Après Mishima – le pavillon d'or -, par filiation, j'ai commencé à lire Yasunari Kawabata. Tristesse et beauté, Les belles endormies, Pays de neige. Incroyablement peu connu en France pour un prix Nobel de littérature – le premier japonais a avoir reçu ce prix -, considéré comme un écrivain majeur du XXe siècle, il était d'autant plus attirant pour moi. Pouvoir, au détour d'une phrase, citer un auteur japonais peu connu, quel infini bonheur, non ? Bon, certes, cela a été partiellement gâché lorsque Les belles endormies est devenu un film (Sleeping beauty, 2011), mais l'échec relatif du film et son peu de spectateurs fait que c'est encore jouable…

Avec Tristesse et beauté, la question du style était sur la table. Alors quand j'ai découvert un troisième auteur japonais de la même mouvance mais dont toute l'oeuvre tournait autour de la question du style, je ne pouvais plus y échapper. En effet, comme le dit Roger Bozzetto dans « Littérature et cinéma fantastiques au Japon » (La revue des ressources, 2008), Ryunosuke Akutagawa propose, dans Rashômon et autres contes « des textes originaux, [qui] se réfèrent à d'anciens contes recueillis dans le Konjaku monogatari (XII°siècle). [Il reprend] sous des angles neufs et dans un style littéraire moderne les thèmes des anciens contes. [Il répète, à sa manière,] ce que Pu Song Lin au XVIII° siècle avait fait pour les contes chinois de la dynastie des Han, à savoir transposer dans la prose littéraire de son époque les images et les récits venus du folklore ».

C'est à cette occasion que j'ai découvert cet exercice à ma connaissance propre à la littérature japonaise de reprendre des textes de recueils anciens, de les réécrire, avec un objectif qui, s'il est simple à exprimer, est d'une insondable complexité dans les faits : réécrire des « contes » – la définition ici n'est pas celle que nous acceptons habituellement dans la littérature européenne -, en faisant en sorte à la fois – et c'est bien là toute la difficulté – qu'ils conservent le style propre à leur version originale tout en leur donnant un style propre à celui qui les réécrit. Autrement dit, objectif schizophrène, que chaque conte, extrait d'un recueil différent, conserve sa spécificité (un peu du style de son auteur d'origine), tout en faisant en sorte de donner néanmoins une uniformité de style – celui de l'auteur qui mène l'exercice – à ces récits. Une uniformisation qui conserve la typicité, en quelque sorte ! Ou la quadrature du cercle !

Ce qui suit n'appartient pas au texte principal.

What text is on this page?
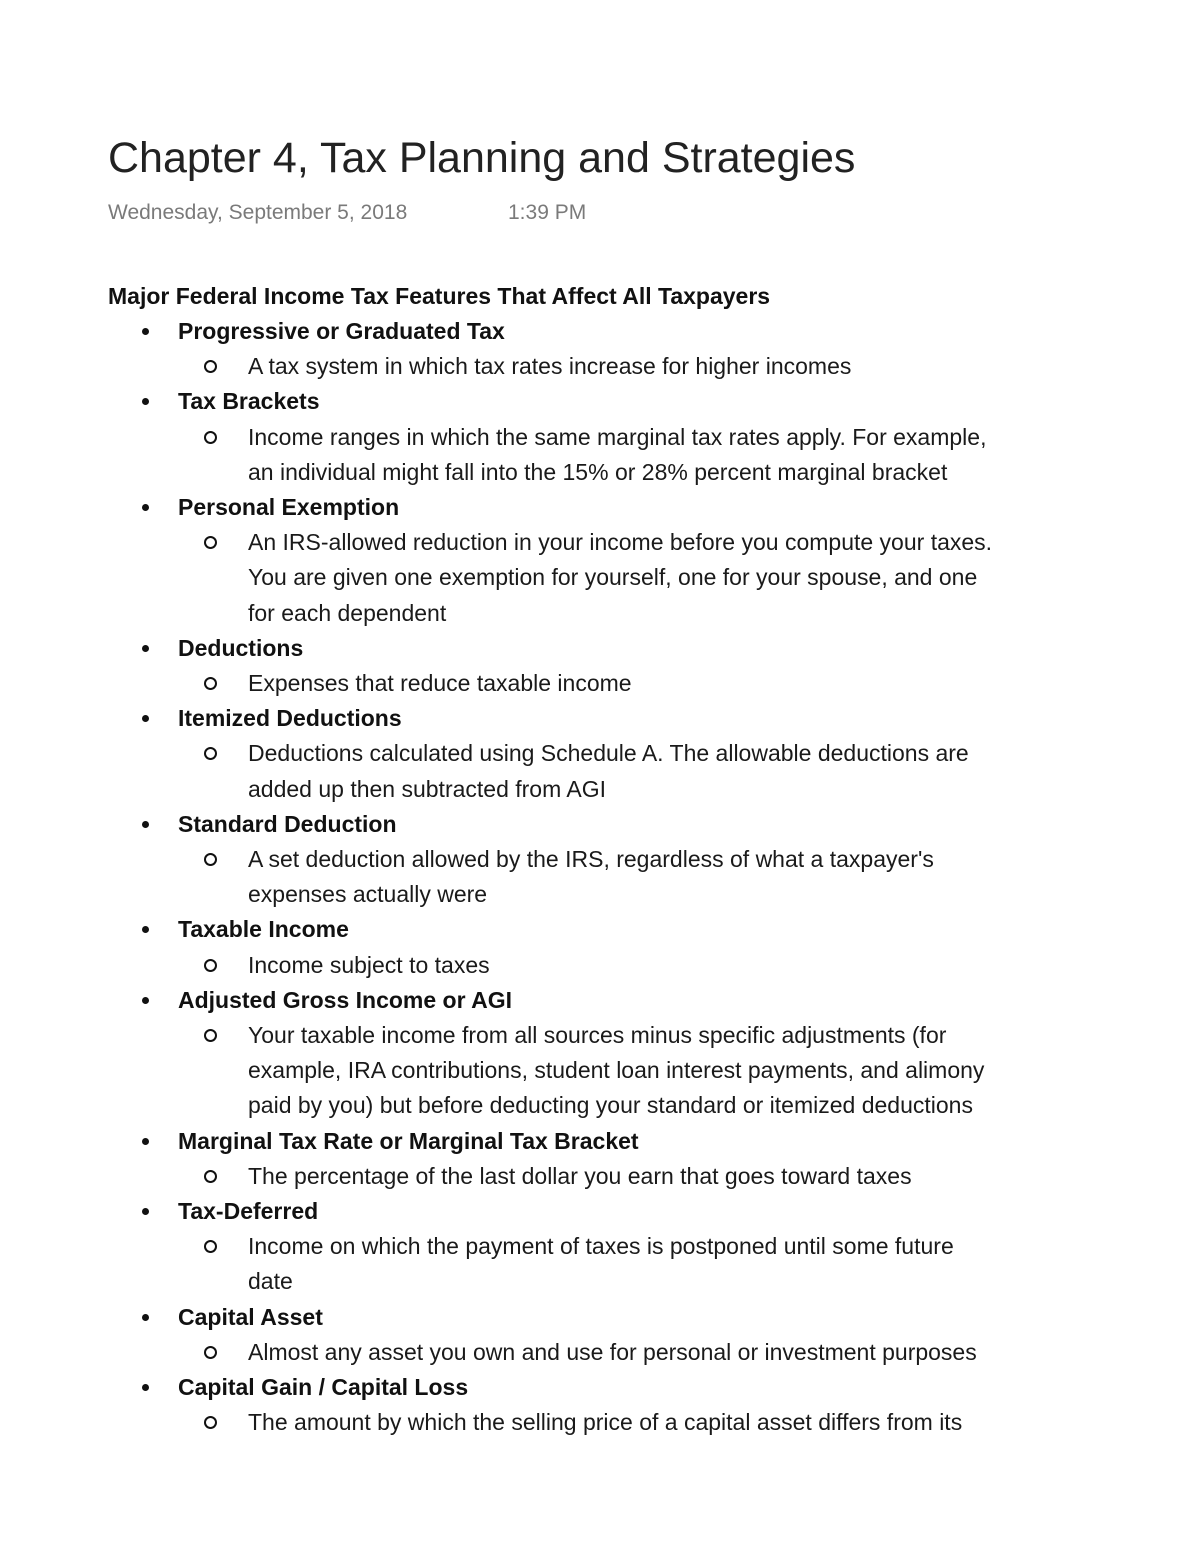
Chapter 4, Tax Planning and Strategies
Wednesday, September 5, 2018	1:39 PM
Major Federal Income Tax Features That Affect All Taxpayers
Progressive or Graduated Tax
A tax system in which tax rates increase for higher incomes
Tax Brackets
Income ranges in which the same marginal tax rates apply. For example,
an individual might fall into the 15% or 28% percent marginal bracket
Personal Exemption
An IRS-allowed reduction in your income before you compute your taxes.
You are given one exemption for yourself, one for your spouse, and one
for each dependent
Deductions
Expenses that reduce taxable income
Itemized Deductions
Deductions calculated using Schedule A. The allowable deductions are
added up then subtracted from AGI
Standard Deduction
A set deduction allowed by the IRS, regardless of what a taxpayer's
expenses actually were
Taxable Income
Income subject to taxes
Adjusted Gross Income or AGI
Your taxable income from all sources minus specific adjustments (for
example, IRA contributions, student loan interest payments, and alimony
paid by you) but before deducting your standard or itemized deductions
Marginal Tax Rate or Marginal Tax Bracket
The percentage of the last dollar you earn that goes toward taxes
Tax-Deferred
Income on which the payment of taxes is postponed until some future
date
Capital Asset
Almost any asset you own and use for personal or investment purposes
Capital Gain / Capital Loss
The amount by which the selling price of a capital asset differs from its
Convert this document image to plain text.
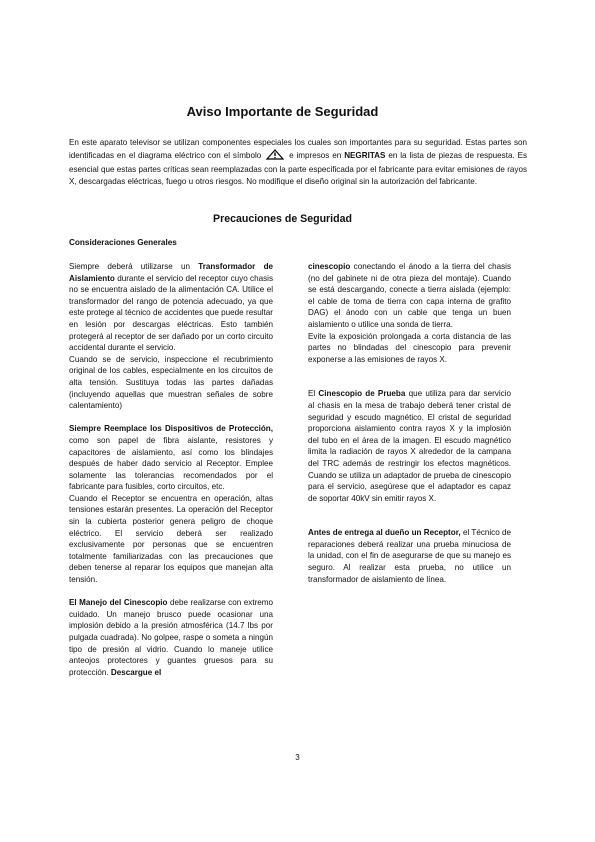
Aviso Importante de Seguridad
En este aparato televisor se utilizan componentes especiales los cuales son importantes para su seguridad. Estas partes son identificadas en el diagrama eléctrico con el símbolo	e impresos en NEGRITAS en la lista de piezas de respuesta. Es esencial que estas partes críticas sean reemplazadas con la parte especificada por el fabricante para evitar emisiones de rayos X, descargadas eléctricas, fuego u otros riesgos. No modifique el diseño original sin la autorización del fabricante.
Precauciones de Seguridad
Consideraciones Generales

Siempre deberá utilizarse un Transformador de Aislamiento durante el servicio del receptor cuyo chasis no se encuentra aislado de la alimentación CA. Utilice el transformador del rango de potencia adecuado, ya que este protege al técnico de accidentes que puede resultar en lesión por descargas eléctricas. Esto también protegerá al receptor de ser dañado por un corto circuito accidental durante el servicio.
Cuando se de servicio, inspeccione el recubrimiento original de los cables, especialmente en los circuitos de alta tensión. Sustituya todas las partes dañadas (incluyendo aquellas que muestran señales de sobre calentamiento)

Siempre Reemplace los Dispositivos de Protección, como son papel de fibra aislante, resistores y capacitores de aislamiento, así como los blindajes después de haber dado servicio al Receptor. Emplee solamente las tolerancias recomendados por el fabricante para fusibles, corto circuitos, etc.
Cuando el Receptor se encuentra en operación, altas tensiones estarán presentes. La operación del Receptor sin la cubierta posterior genera peligro de choque eléctrico. El servicio deberá ser realizado exclusivamente por personas que se encuentren totalmente familiarizadas con las precauciones que deben tenerse al reparar los equipos que manejan alta tensión.

El Manejo del Cinescopio debe realizarse con extremo cuidado. Un manejo brusco puede ocasionar una implosión debido a la presión atmosférica (14.7 lbs por pulgada cuadrada). No golpee, raspe o someta a ningún tipo de presión al vidrio. Cuando lo maneje utilice anteojos protectores y guantes gruesos para su protección. Descargue el

cinescopio conectando el ánodo a la tierra del chasis (no del gabinete ni de otra pieza del montaje). Cuando se está descargando, conecte a tierra aislada (ejemplo: el cable de toma de tierra con capa interna de grafito DAG) el ánodo con un cable que tenga un buen aislamiento o utilice una sonda de tierra.
Evite la exposición prolongada a corta distancia de las partes no blindadas del cinescopio para prevenir exponerse a las emisiones de rayos X.

El Cinescopio de Prueba que utiliza para dar servicio al chasis en la mesa de trabajo deberá tener cristal de seguridad y escudo magnético. El cristal de seguridad proporciona aislamiento contra rayos X y la implosión del tubo en el área de la imagen. El escudo magnético limita la radiación de rayos X alrededor de la campana del TRC además de restringir los efectos magnéticos. Cuando se utiliza un adaptador de prueba de cinescopio para el servicio, asegúrese que el adaptador es capaz de soportar 40kV sin emitir rayos X.

Antes de entrega al dueño un Receptor, el Técnico de reparaciones deberá realizar una prueba minuciosa de la unidad, con el fin de asegurarse de que su manejo es seguro. Al realizar esta prueba, no utilice un transformador de aislamiento de línea.

3
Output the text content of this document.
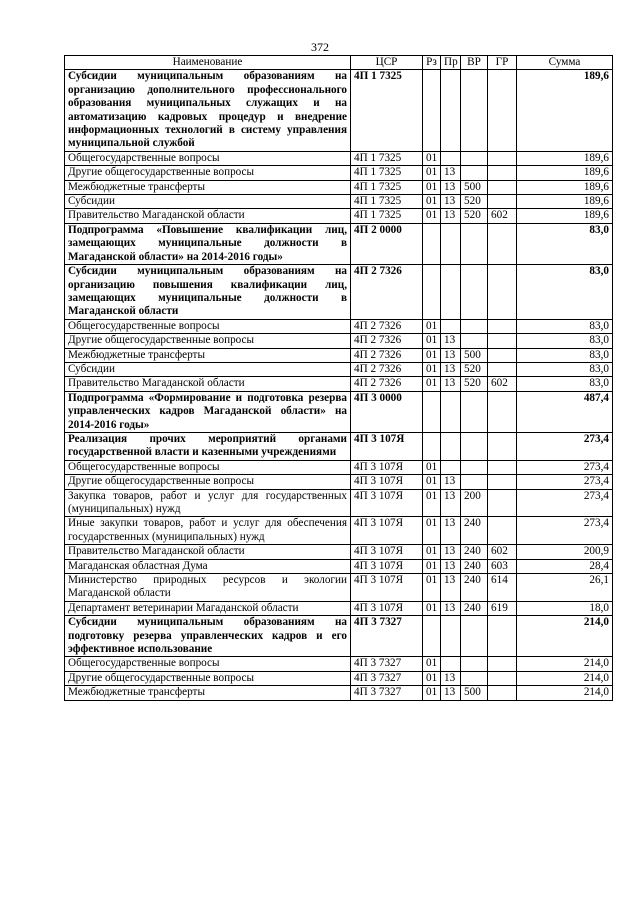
372
Наименование	ЦСР	Рз	Пр	ВР	ГР	Сумма
Субсидии муниципальным образованиям на организацию дополнительного профессионального образования муниципальных служащих и на автоматизацию кадровых процедур и внедрение информационных технологий в систему управления муниципальной службой	4П 1 7325					189,6
Общегосударственные вопросы	4П 1 7325	01				189,6
Другие общегосударственные вопросы	4П 1 7325	01	13			189,6
Межбюджетные трансферты	4П 1 7325	01	13	500		189,6
Субсидии	4П 1 7325	01	13	520		189,6
Правительство Магаданской области	4П 1 7325	01	13	520	602	189,6
Подпрограмма «Повышение квалификации лиц, замещающих муниципальные должности в Магаданской области» на 2014-2016 годы»	4П 2 0000					83,0
Субсидии муниципальным образованиям на организацию повышения квалификации лиц, замещающих муниципальные должности в Магаданской области	4П 2 7326					83,0
Общегосударственные вопросы	4П 2 7326	01				83,0
Другие общегосударственные вопросы	4П 2 7326	01	13			83,0
Межбюджетные трансферты	4П 2 7326	01	13	500		83,0
Субсидии	4П 2 7326	01	13	520		83,0
Правительство Магаданской области	4П 2 7326	01	13	520	602	83,0
Подпрограмма «Формирование и подготовка резерва управленческих кадров Магаданской области» на 2014-2016 годы»	4П 3 0000					487,4
Реализация прочих мероприятий органами государственной власти и казенными учреждениями	4П 3 107Я					273,4
Общегосударственные вопросы	4П 3 107Я	01				273,4
Другие общегосударственные вопросы	4П 3 107Я	01	13			273,4
Закупка товаров, работ и услуг для государственных (муниципальных) нужд	4П 3 107Я	01	13	200		273,4
Иные закупки товаров, работ и услуг для обеспечения государственных (муниципальных) нужд	4П 3 107Я	01	13	240		273,4
Правительство Магаданской области	4П 3 107Я	01	13	240	602	200,9
Магаданская областная Дума	4П 3 107Я	01	13	240	603	28,4
Министерство природных ресурсов и экологии Магаданской области	4П 3 107Я	01	13	240	614	26,1
Департамент ветеринарии Магаданской области	4П 3 107Я	01	13	240	619	18,0
Субсидии муниципальным образованиям на подготовку резерва управленческих кадров и его эффективное использование	4П 3 7327					214,0
Общегосударственные вопросы	4П 3 7327	01				214,0
Другие общегосударственные вопросы	4П 3 7327	01	13			214,0
Межбюджетные трансферты	4П 3 7327	01	13	500		214,0
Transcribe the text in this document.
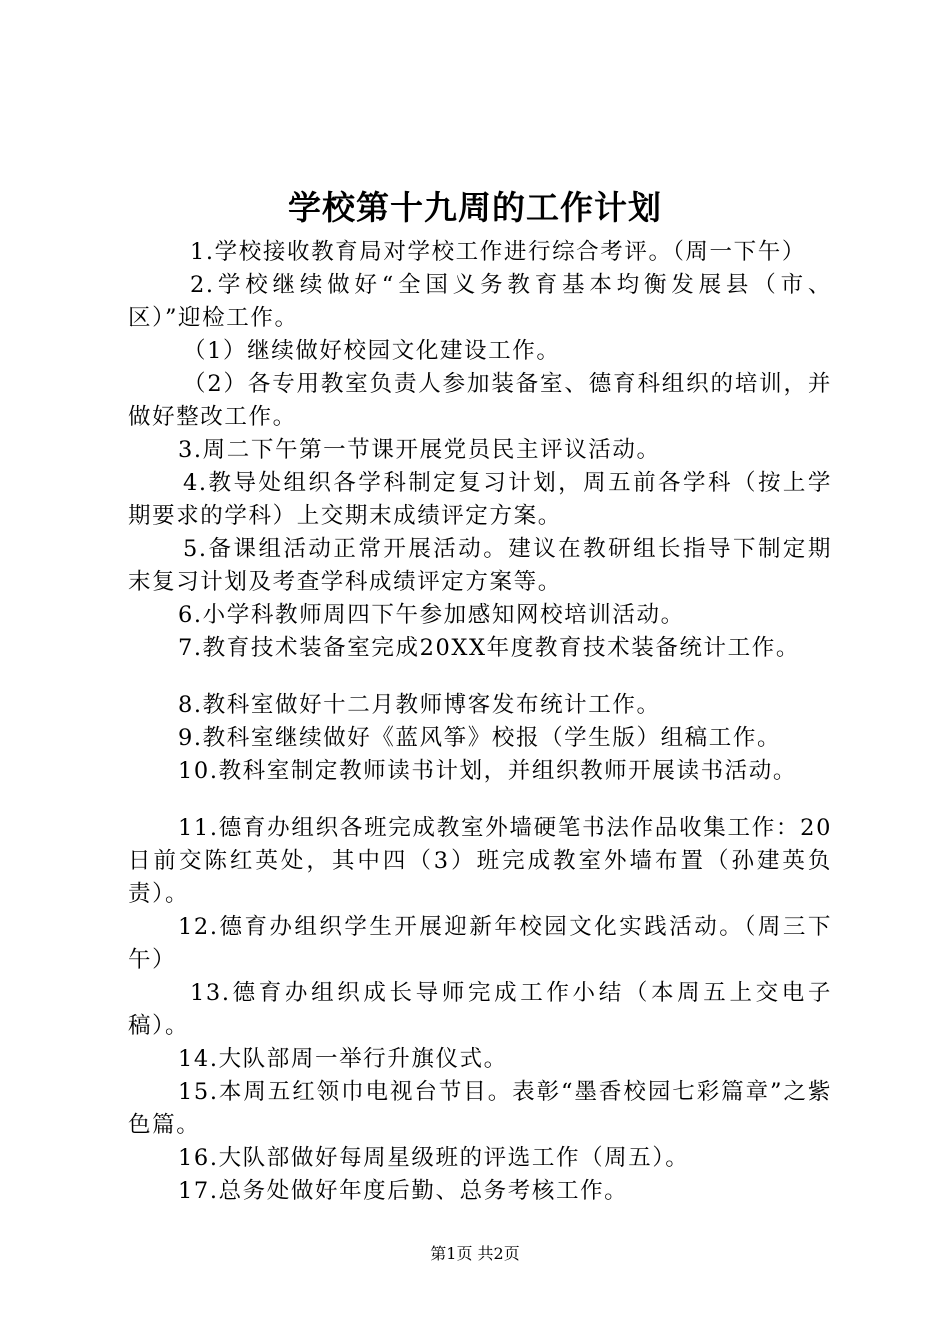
学校第十九周的工作计划

1.学校接收教育局对学校工作进行综合考评。（周一下午）

2.学校继续做好“全国义务教育基本均衡发展县（市、区）”迎检工作。

（1）继续做好校园文化建设工作。

（2）各专用教室负责人参加装备室、德育科组织的培训，并做好整改工作。

3.周二下午第一节课开展党员民主评议活动。

4.教导处组织各学科制定复习计划，周五前各学科（按上学期要求的学科）上交期末成绩评定方案。

5.备课组活动正常开展活动。建议在教研组长指导下制定期末复习计划及考查学科成绩评定方案等。

6.小学科教师周四下午参加感知网校培训活动。

7.教育技术装备室完成20XX年度教育技术装备统计工作。

8.教科室做好十二月教师博客发布统计工作。

9.教科室继续做好《蓝风筝》校报（学生版）组稿工作。

10.教科室制定教师读书计划，并组织教师开展读书活动。

11.德育办组织各班完成教室外墙硬笔书法作品收集工作：20日前交陈红英处，其中四（3）班完成教室外墙布置（孙建英负责）。

12.德育办组织学生开展迎新年校园文化实践活动。（周三下午）

13.德育办组织成长导师完成工作小结（本周五上交电子稿）。

14.大队部周一举行升旗仪式。

15.本周五红领巾电视台节目。表彰“墨香校园七彩篇章”之紫色篇。

16.大队部做好每周星级班的评选工作（周五）。

17.总务处做好年度后勤、总务考核工作。

第1页 共2页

C'est à la fois fascinant, et parfois presque trop. Il faut alors se laisser aller à replonger dans l'ambiance, se laisser porter par le texte. L'ambiance est sombre, voire macabre. Faut-il y voir une trace de la mauvaise santé de l'auteur ? Souffrant du coeur, de l'estomac, des intestins, sujet à des hallucinations et à une neurasthénie tenace, il se suicide à l'âge de 35 ans, en laissant pour seul message « vague inquiétude ». Deux de ses nouvelles, Dans le fourré et Rashômon, justement, ont inspiré à Akira Kurosawa son Rashômon…

Bon, avouons le : je l'ai lu, mais je n'y reviendrai sans doute pas. Ce n'est évidemment pas le livre que je recommande à ceux qui voudraient faire une première incursion du côté de la littérature japonaise. Mais il n'y a pas que les block-busters, il n'y a pas que les page-turners…
Lien : https://ogrimoire.wordpress...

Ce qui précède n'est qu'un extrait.